For wireless maybe this will be of interest.

Kenkorona:
Well, I suppose swapping SD cards could be considered wireless, but I was really thinking about using Wifi to do the transfer. I have several walk-in coolers, several water sources, and many electrical appliances to monitor. So pulling SD cards in each one would seem to be a pain.

Get an ESP8266 if you want WiFi. It can be programmed with the Arduino IDE and could still use an SD to actually store the data. Then you have the option to pull it over WiFi or go pull the card if it isn't working for some reason.

"Wi-Fi" implies an ESP8266. This is not strictly an Arduino, it entirely supersedes the Arduino but conveniently the Arduino IDE is a very practical way (perhaps the most practical way) to work with it. :grinning:

You might want to look for finished working projects that do some or all of what you want.
Then you know what hardware they used and have the code to do it.

Look into Particle boards. It’s not Arduino, but you’ll get a lot of stuff that you’re looking for already built. There’s Adafruit I/O, Android Things (for ESP32), and AWS IoT. Those packages will get your data to the cloud and you’ll have a dashboard.

Otherwise, the post groundFungus has an example of that data living on your local network.

I use various ESP8266 WiFi connected temperature sensors around my house, six at last count, plus a garden moisture sensor to determine if my sprinklers need to run.
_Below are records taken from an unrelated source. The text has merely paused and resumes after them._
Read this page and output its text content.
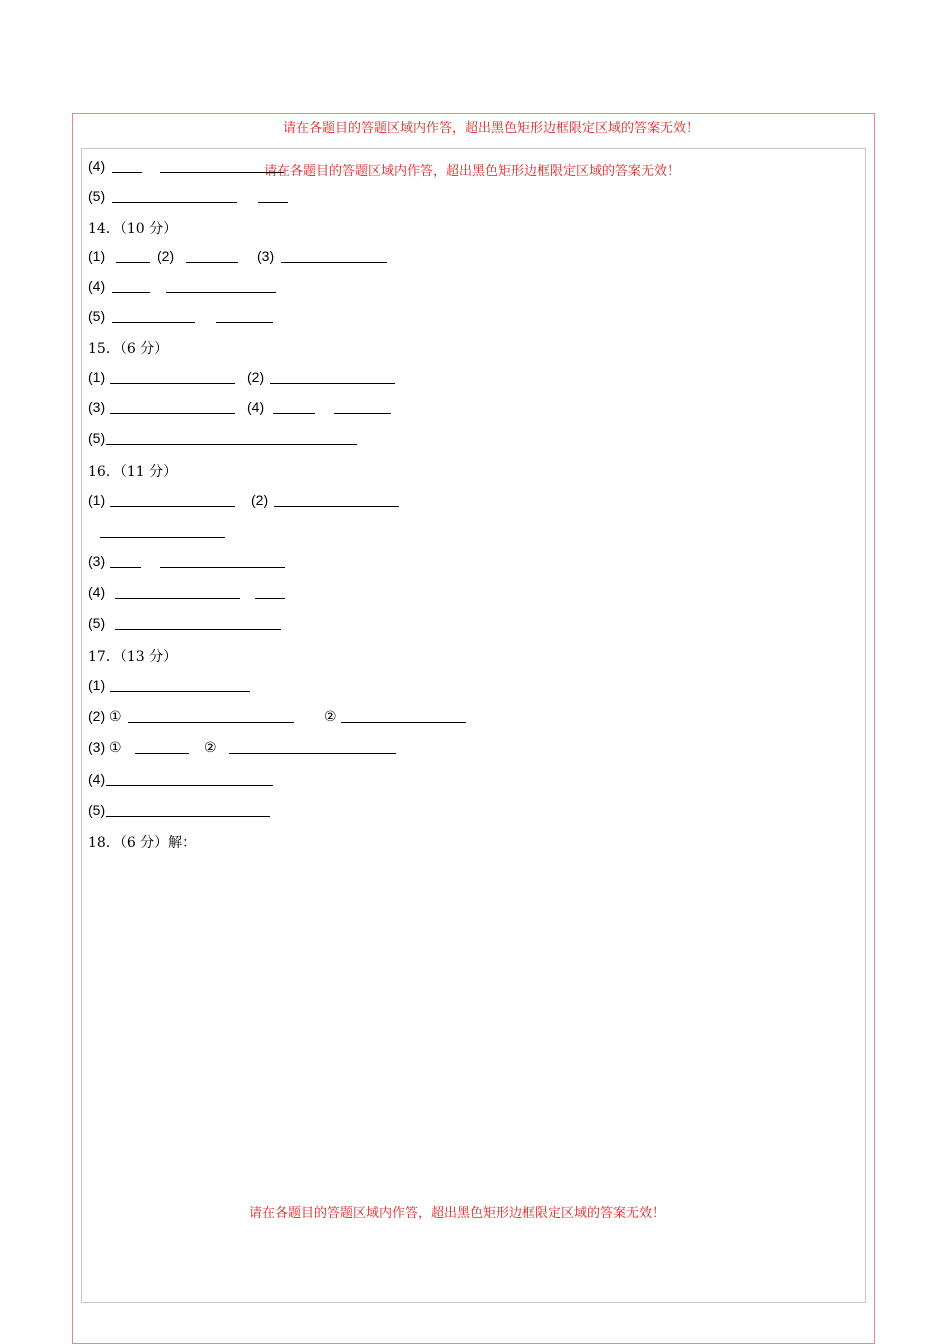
请在各题目的答题区域内作答，超出黑色矩形边框限定区域的答案无效！
请在各题目的答题区域内作答，超出黑色矩形边框限定区域的答案无效！
请在各题目的答题区域内作答，超出黑色矩形边框限定区域的答案无效！
(4)
(5)
14．（10 分）
(1)	(2)	(3)
(4)
(5)
15．（6 分）
(1)	(2)
(3)	(4)
(5)
16．（11 分）
(1)	(2)
(3)
(4)
(5)
17．（13 分）
(1)
(2) ①	②
(3) ①	②
(4)
(5)
18．（6 分）解：
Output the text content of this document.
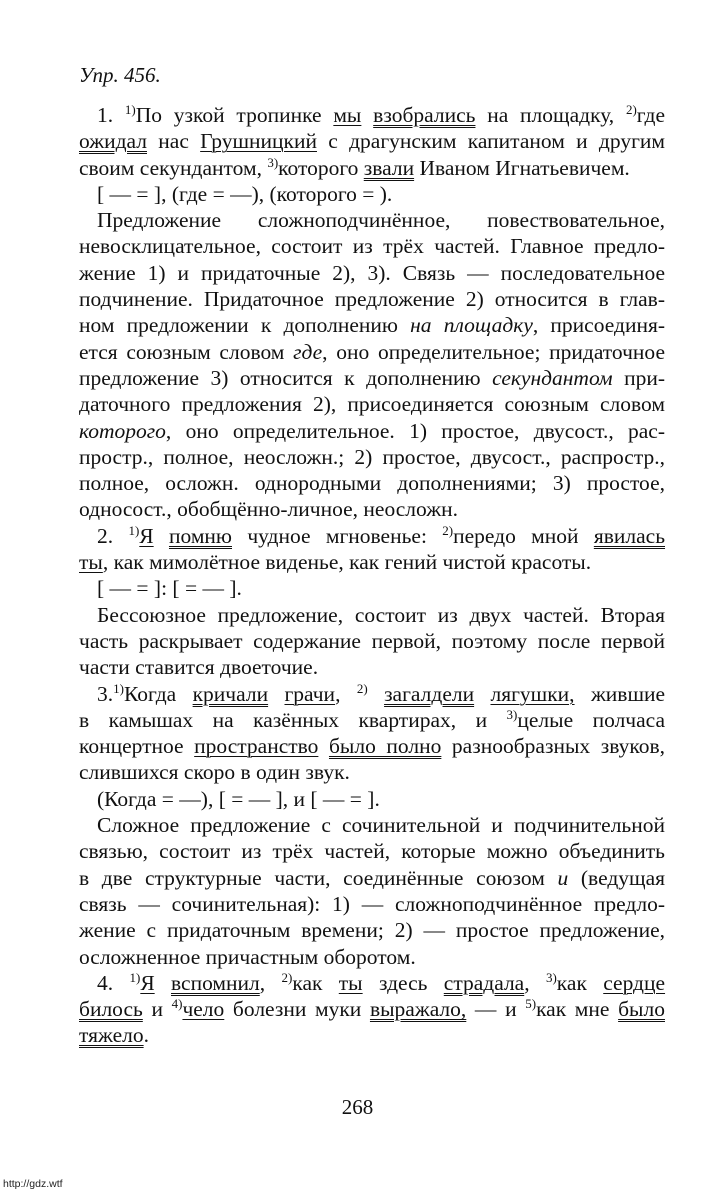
Упр. 456.
1. $^{1)}$По узкой тропинке мы взобрались на площадку, $^{2)}$где
ожидал нас Грушницкий с драгунским капитаном и другим
своим секундантом, $^{3)}$которого звали Иваном Игнатьевичем.
[ — = ], (где = —), (которого = ).
Предложение сложноподчинённое, повествовательное,
невосклицательное, состоит из трёх частей. Главное предло-
жение 1) и придаточные 2), 3). Связь — последовательное
подчинение. Придаточное предложение 2) относится в глав-
ном предложении к дополнению на площадку, присоединя-
ется союзным словом где, оно определительное; придаточное
предложение 3) относится к дополнению секундантом при-
даточного предложения 2), присоединяется союзным словом
которого, оно определительное. 1) простое, двусост., рас-
простр., полное, неосложн.; 2) простое, двусост., распростр.,
полное, осложн. однородными дополнениями; 3) простое,
односост., обобщённо-личное, неосложн.
2. $^{1)}$Я помню чудное мгновенье: $^{2)}$передо мной явилась
ты, как мимолётное виденье, как гений чистой красоты.
[ — = ]: [ = — ].
Бессоюзное предложение, состоит из двух частей. Вторая
часть раскрывает содержание первой, поэтому после первой
части ставится двоеточие.
3.$^{1)}$Когда кричали грачи, $^{2)}$ загалдели лягушки, жившие
в камышах на казённых квартирах, и $^{3)}$целые полчаса
концертное пространство было полно разнообразных звуков,
слившихся скоро в один звук.
(Когда = —), [ = — ], и [ — = ].
Сложное предложение с сочинительной и подчинительной
связью, состоит из трёх частей, которые можно объединить
в две структурные части, соединённые союзом и (ведущая
связь — сочинительная): 1) — сложноподчинённое предло-
жение с придаточным времени; 2) — простое предложение,
осложненное причастным оборотом.
4. $^{1)}$Я вспомнил, $^{2)}$как ты здесь страдала, $^{3)}$как сердце
билось и $^{4)}$чело болезни муки выражало, — и $^{5)}$как мне было
тяжело.
268
http://gdz.wtf
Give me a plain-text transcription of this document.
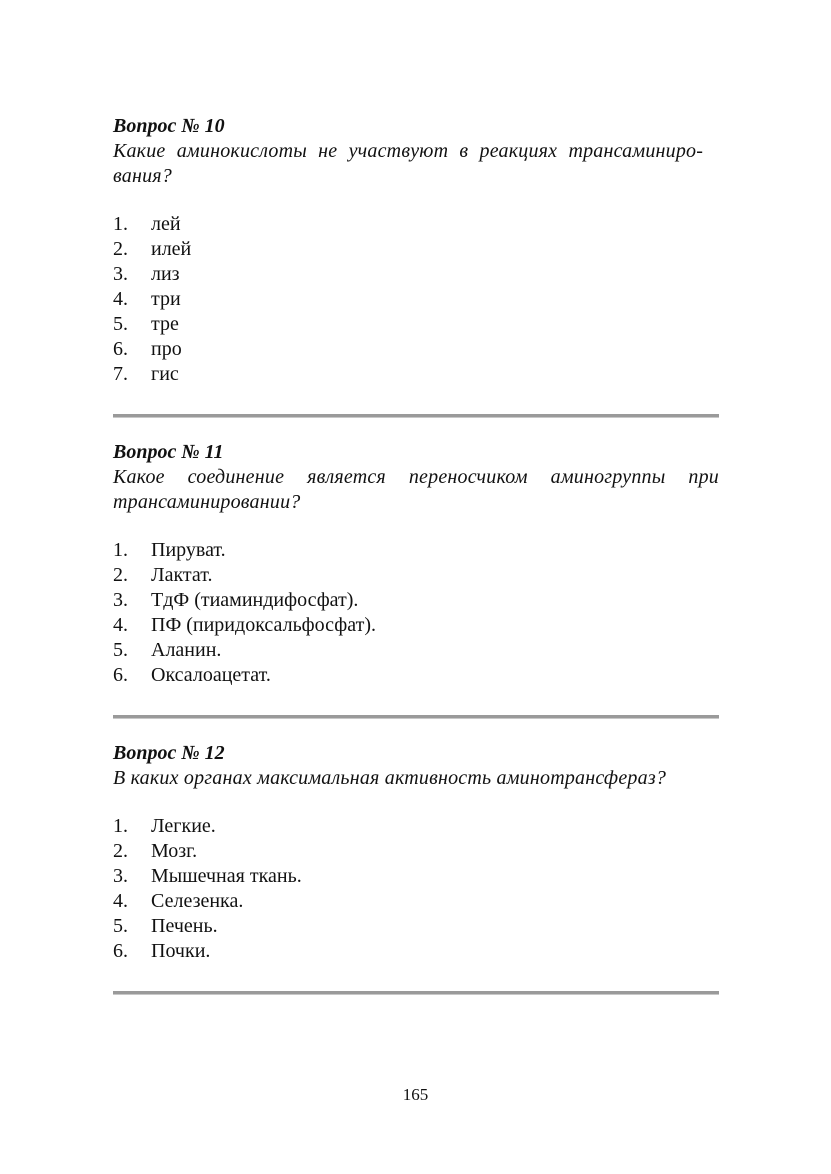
Вопрос № 10

Какие аминокислоты не участвуют в реакциях трансаминиро-
вания?

1.	лей
2.	илей
3.	лиз
4.	три
5.	тре
6.	про
7.	гис

Вопрос № 11

Какое соединение является переносчиком аминогруппы при
трансаминировании?

1.	Пируват.
2.	Лактат.
3.	ТдФ (тиаминдифосфат).
4.	ПФ (пиридоксальфосфат).
5.	Аланин.
6.	Оксалоацетат.

Вопрос № 12

В каких органах максимальная активность аминотрансфераз?

1.	Легкие.
2.	Мозг.
3.	Мышечная ткань.
4.	Селезенка.
5.	Печень.
6.	Почки.
165
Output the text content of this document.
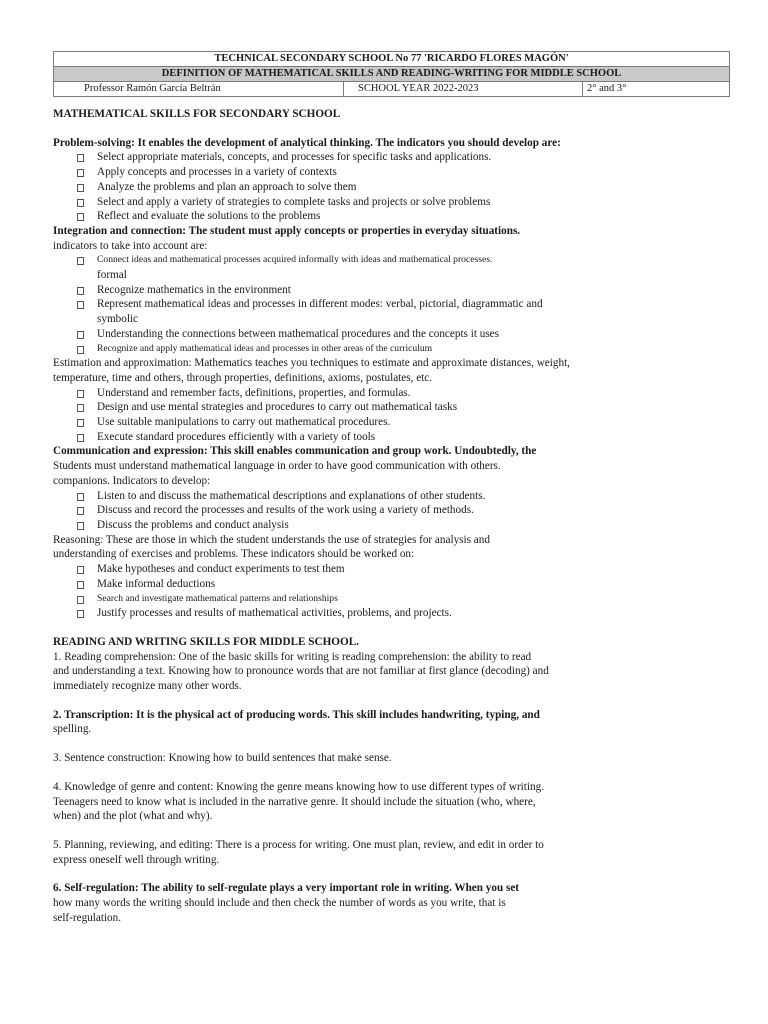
TECHNICAL SECONDARY SCHOOL No 77 'RICARDO FLORES MAGÓN'
DEFINITION OF MATHEMATICAL SKILLS AND READING-WRITING FOR MIDDLE SCHOOL
Professor Ramón García Beltrán	SCHOOL YEAR 2022-2023	2° and 3°

MATHEMATICAL SKILLS FOR SECONDARY SCHOOL

Problem-solving: It enables the development of analytical thinking. The indicators you should develop are:

Select appropriate materials, concepts, and processes for specific tasks and applications.
Apply concepts and processes in a variety of contexts
Analyze the problems and plan an approach to solve them
Select and apply a variety of strategies to complete tasks and projects or solve problems
Reflect and evaluate the solutions to the problems

Integration and connection: The student must apply concepts or properties in everyday situations.

indicators to take into account are:

Connect ideas and mathematical processes acquired informally with ideas and mathematical processes.
formal
Recognize mathematics in the environment
Represent mathematical ideas and processes in different modes: verbal, pictorial, diagrammatic and
symbolic
Understanding the connections between mathematical procedures and the concepts it uses
Recognize and apply mathematical ideas and processes in other areas of the curriculum

Estimation and approximation: Mathematics teaches you techniques to estimate and approximate distances, weight,

temperature, time and others, through properties, definitions, axioms, postulates, etc.

Understand and remember facts, definitions, properties, and formulas.
Design and use mental strategies and procedures to carry out mathematical tasks
Use suitable manipulations to carry out mathematical procedures.
Execute standard procedures efficiently with a variety of tools

Communication and expression: This skill enables communication and group work. Undoubtedly, the

Students must understand mathematical language in order to have good communication with others.

companions. Indicators to develop:

Listen to and discuss the mathematical descriptions and explanations of other students.
Discuss and record the processes and results of the work using a variety of methods.
Discuss the problems and conduct analysis

Reasoning: These are those in which the student understands the use of strategies for analysis and

understanding of exercises and problems. These indicators should be worked on:

Make hypotheses and conduct experiments to test them
Make informal deductions
Search and investigate mathematical patterns and relationships
Justify processes and results of mathematical activities, problems, and projects.

READING AND WRITING SKILLS FOR MIDDLE SCHOOL.

1. Reading comprehension: One of the basic skills for writing is reading comprehension: the ability to read

and understanding a text. Knowing how to pronounce words that are not familiar at first glance (decoding) and

immediately recognize many other words.

2. Transcription: It is the physical act of producing words. This skill includes handwriting, typing, and

spelling.

3. Sentence construction: Knowing how to build sentences that make sense.

4. Knowledge of genre and content: Knowing the genre means knowing how to use different types of writing.

Teenagers need to know what is included in the narrative genre. It should include the situation (who, where,

when) and the plot (what and why).

5. Planning, reviewing, and editing: There is a process for writing. One must plan, review, and edit in order to

express oneself well through writing.

6. Self-regulation: The ability to self-regulate plays a very important role in writing. When you set

how many words the writing should include and then check the number of words as you write, that is

self-regulation.
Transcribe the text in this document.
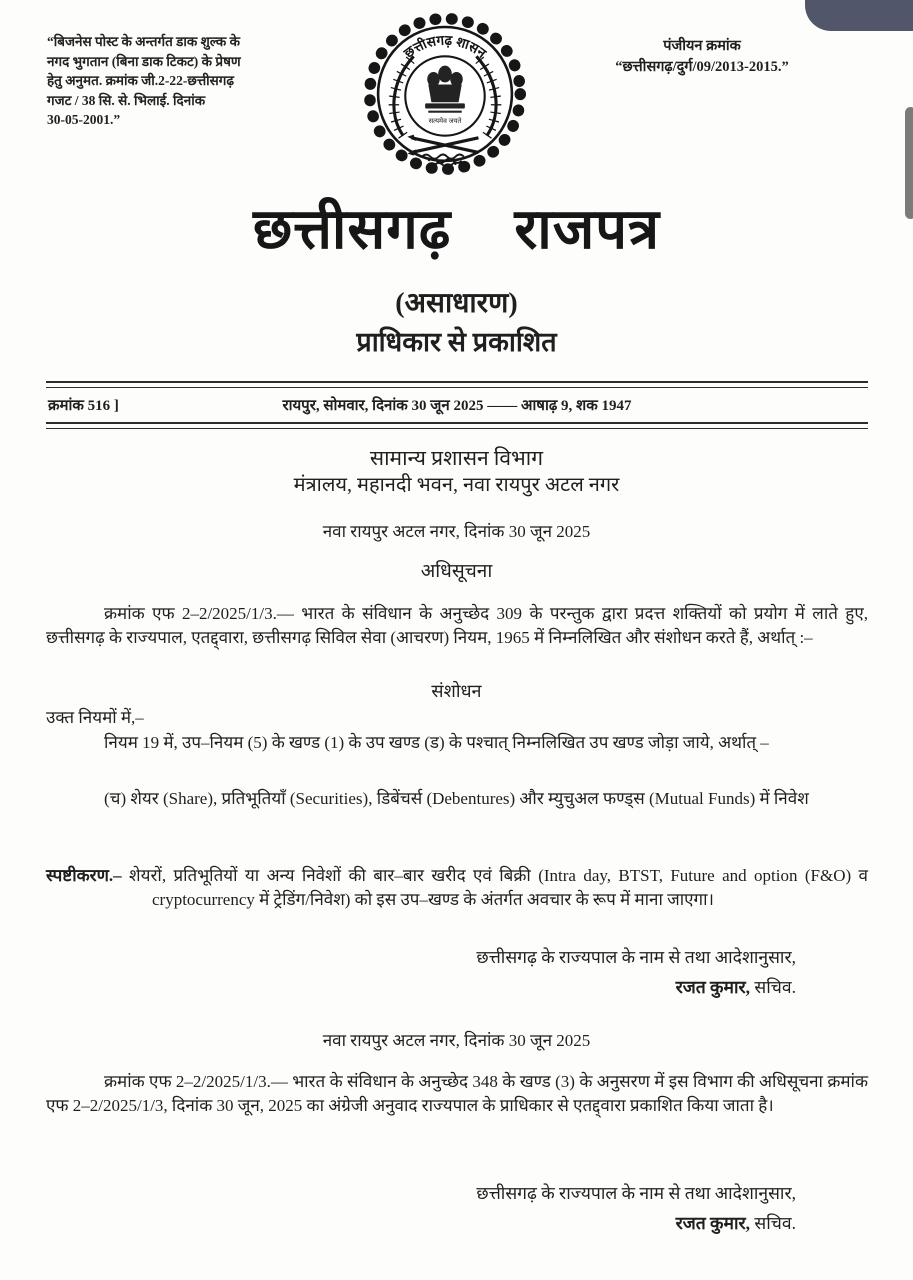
“बिजनेस पोस्ट के अन्तर्गत डाक शुल्क के
नगद भुगतान (बिना डाक टिकट) के प्रेषण
हेतु अनुमत. क्रमांक जी.2-22-छत्तीसगढ़
गजट / 38 सि. से. भिलाई. दिनांक
30-05-2001.”
छत्तीसगढ़ शासन
सत्यमेव जयते
पंजीयन क्रमांक
“छत्तीसगढ़/दुर्ग/09/2013-2015.”
छत्तीसगढ़ राजपत्र
(असाधारण)
प्राधिकार से प्रकाशित
क्रमांक 516 ]	रायपुर, सोमवार, दिनांक 30 जून 2025 —— आषाढ़ 9, शक 1947
सामान्य प्रशासन विभाग
मंत्रालय, महानदी भवन, नवा रायपुर अटल नगर
नवा रायपुर अटल नगर, दिनांक 30 जून 2025
अधिसूचना
क्रमांक एफ 2–2/2025/1/3.— भारत के संविधान के अनुच्छेद 309 के परन्तुक द्वारा प्रदत्त शक्तियों को प्रयोग में लाते हुए, छत्तीसगढ़ के राज्यपाल, एतद्द्वारा, छत्तीसगढ़ सिविल सेवा (आचरण) नियम, 1965 में निम्नलिखित और संशोधन करते हैं, अर्थात् :–
संशोधन
उक्त नियमों में,–
नियम 19 में, उप–नियम (5) के खण्ड (1) के उप खण्ड (ड) के पश्चात् निम्नलिखित उप खण्ड जोड़ा जाये, अर्थात् –
(च) शेयर (Share), प्रतिभूतियाँ (Securities), डिबेंचर्स (Debentures) और म्युचुअल फण्ड्स (Mutual Funds) में निवेश
स्पष्टीकरण.– शेयरों, प्रतिभूतियों या अन्य निवेशों की बार–बार खरीद एवं बिक्री (Intra day, BTST, Future and option (F&O) व cryptocurrency में ट्रेडिंग/निवेश) को इस उप–खण्ड के अंतर्गत अवचार के रूप में माना जाएगा।
छत्तीसगढ़ के राज्यपाल के नाम से तथा आदेशानुसार,
रजत कुमार, सचिव.
नवा रायपुर अटल नगर, दिनांक 30 जून 2025
क्रमांक एफ 2–2/2025/1/3.— भारत के संविधान के अनुच्छेद 348 के खण्ड (3) के अनुसरण में इस विभाग की अधिसूचना क्रमांक एफ 2–2/2025/1/3, दिनांक 30 जून, 2025 का अंग्रेजी अनुवाद राज्यपाल के प्राधिकार से एतद्द्वारा प्रकाशित किया जाता है।
छत्तीसगढ़ के राज्यपाल के नाम से तथा आदेशानुसार,
रजत कुमार, सचिव.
They all communicate to a central point using the MQTT protocol. And, except for that central computer, everything is developed and programmed using the Arduino IDE. (My central point is a Raspberry Pi running Home Assistant, but it could as easily be a PC or even a Wemos D1 Mini collecting all the data to an SD card).

I could see a dozen or more such sensors all connecting through WiFi to accomplish your project objectives. All you would need is to provide power and a WiFi connection. If the walls of the refrigeration unit are metal, then you would have to penetrate the wall to leave the WiFi part outside of the metal box.

I am of the walk before you run school of thought.

Get a NANO or ESP8266
get an SD card shield
get a bunch of sensors.
get a few BME280's as their temperature resolution is a but better.
you might want to try other temperature sensors as well.

then put it in place, data log and see what you get.

based on your description, you will wind up with multiple units just due to wiring issues.
you may want to go with an RF for better battery use than WiFi in some of them.

You can :
-put the data onto local SD cards and read them wirlessly
-have a central micro that gathers the data
-post to the cloud.

lots of options, but IMHO, getting usable data is more important than any other aspect of the project.
once you have that nailed down, all the rest is possible.